In and out of hospitals
March 05, 2020
During our more than 50 years of offering measured building surveys, topographical surveys, boundary demarcation, BIM data and a wide range of geospatial and geomatics engineering services, we have been involved in a number of hospital projects.
Many large hospitals in the UK have been expanded over the years, with buildings – often of different architectural styles – being added as and when budget has been available or new facilities or equipment have deemed it necessary.
One hospital project that we are involved with currently is The Royal Berkshire Hospital in Reading – the hospital where Catherine Middleton (now the Duchess of Cambridge) was born in 1982. This year the hospital is celebrating its 180th birthday and, as with many of the hospital projects we work on, the buildings that house the hospital are of various ages - from the original building of 1839 to the latest ward block built in 2006.

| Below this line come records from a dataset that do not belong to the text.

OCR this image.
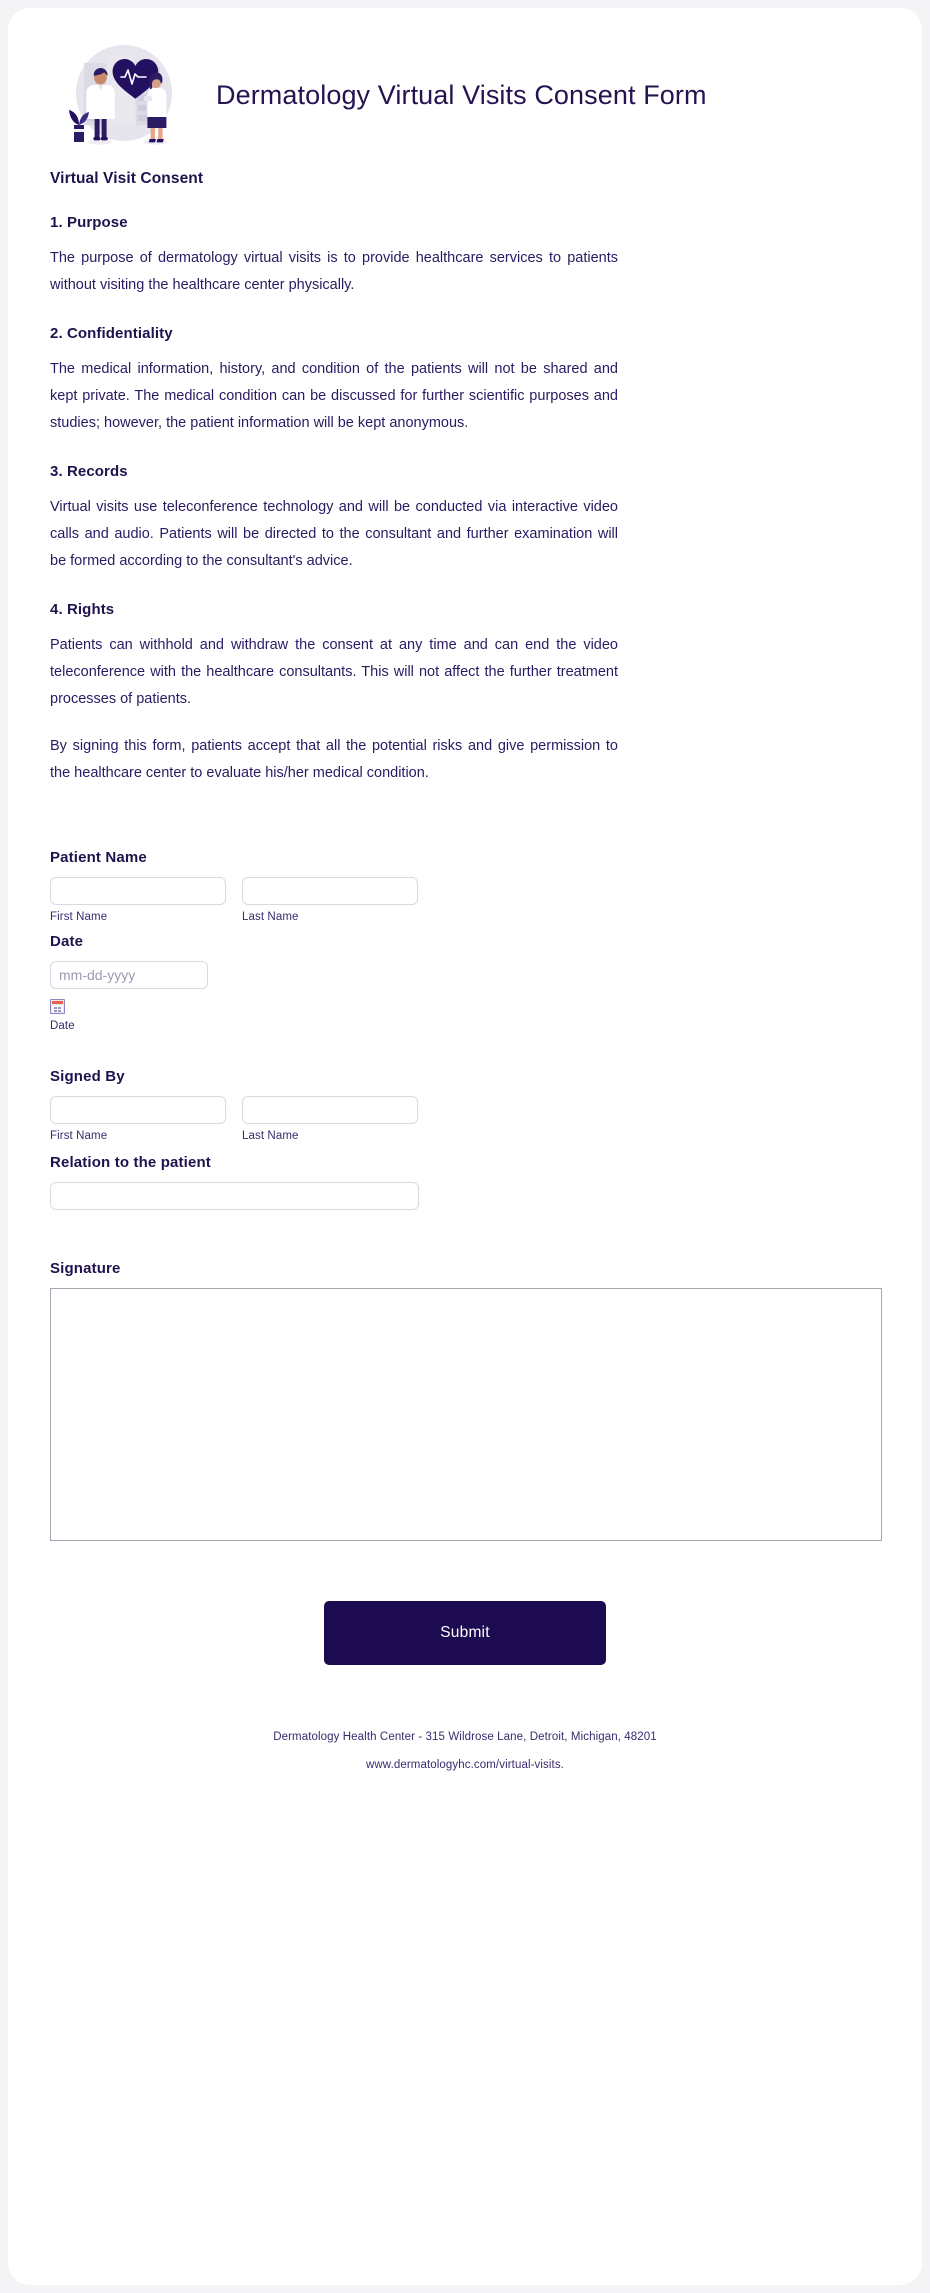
Dermatology Virtual Visits Consent Form
Virtual Visit Consent
1. Purpose

The purpose of dermatology virtual visits is to provide healthcare services to patients without visiting the healthcare center physically.

2. Confidentiality

The medical information, history, and condition of the patients will not be shared and kept private. The medical condition can be discussed for further scientific purposes and studies; however, the patient information will be kept anonymous.

3. Records

Virtual visits use teleconference technology and will be conducted via interactive video calls and audio. Patients will be directed to the consultant and further examination will be formed according to the consultant's advice.

4. Rights

Patients can withhold and withdraw the consent at any time and can end the video teleconference with the healthcare consultants. This will not affect the further treatment processes of patients.

By signing this form, patients accept that all the potential risks and give permission to the healthcare center to evaluate his/her medical condition.

Patient Name
First Name	Last Name
Date
mm-dd-yyyy
Date
Signed By
First Name	Last Name
Relation to the patient
Signature
Submit
Dermatology Health Center - 315 Wildrose Lane, Detroit, Michigan, 48201
www.dermatologyhc.com/virtual-visits.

Another hospital we’ve worked on which, again has been redeveloped over time, is the Royal National Orthopaedic Hospital in Stanmore – which provides the most comprehensive range of neuro-musculoskeletal health care in the UK. Here we have provided mainly topographical surveys.
In addition, our surveys have been called upon at a variety of other hospitals including Addenbrooke's Hospital in Cambridge, as well as Whipps Cross University Hospital, Chelsea and Westminster Hospital, and The Hospital of St John & St Elizabeth in London.
It is fairly unusual for a new hospital to be built nowadays, but we were involved at the start of the construction of the new Tunbridge Wells Hospital; we surveyed part of the land for that project.
One of our more unusual hospital projects was at St Charles’ Hospital in North Kensington, where we monitored movement in some old walls adjacent to the hospital, which form part of the Carmelite Monastery of the Most Holy Trinity.
Aworth Survey Consultants has also been called in when hospitals have changed their use – often imposing old buildings which were previously psychiatric hospitals and have changed into residential housing. Examples of these include Hellingly Hospital in East Sussex and Netherne Hospital in Hooley, Surrey.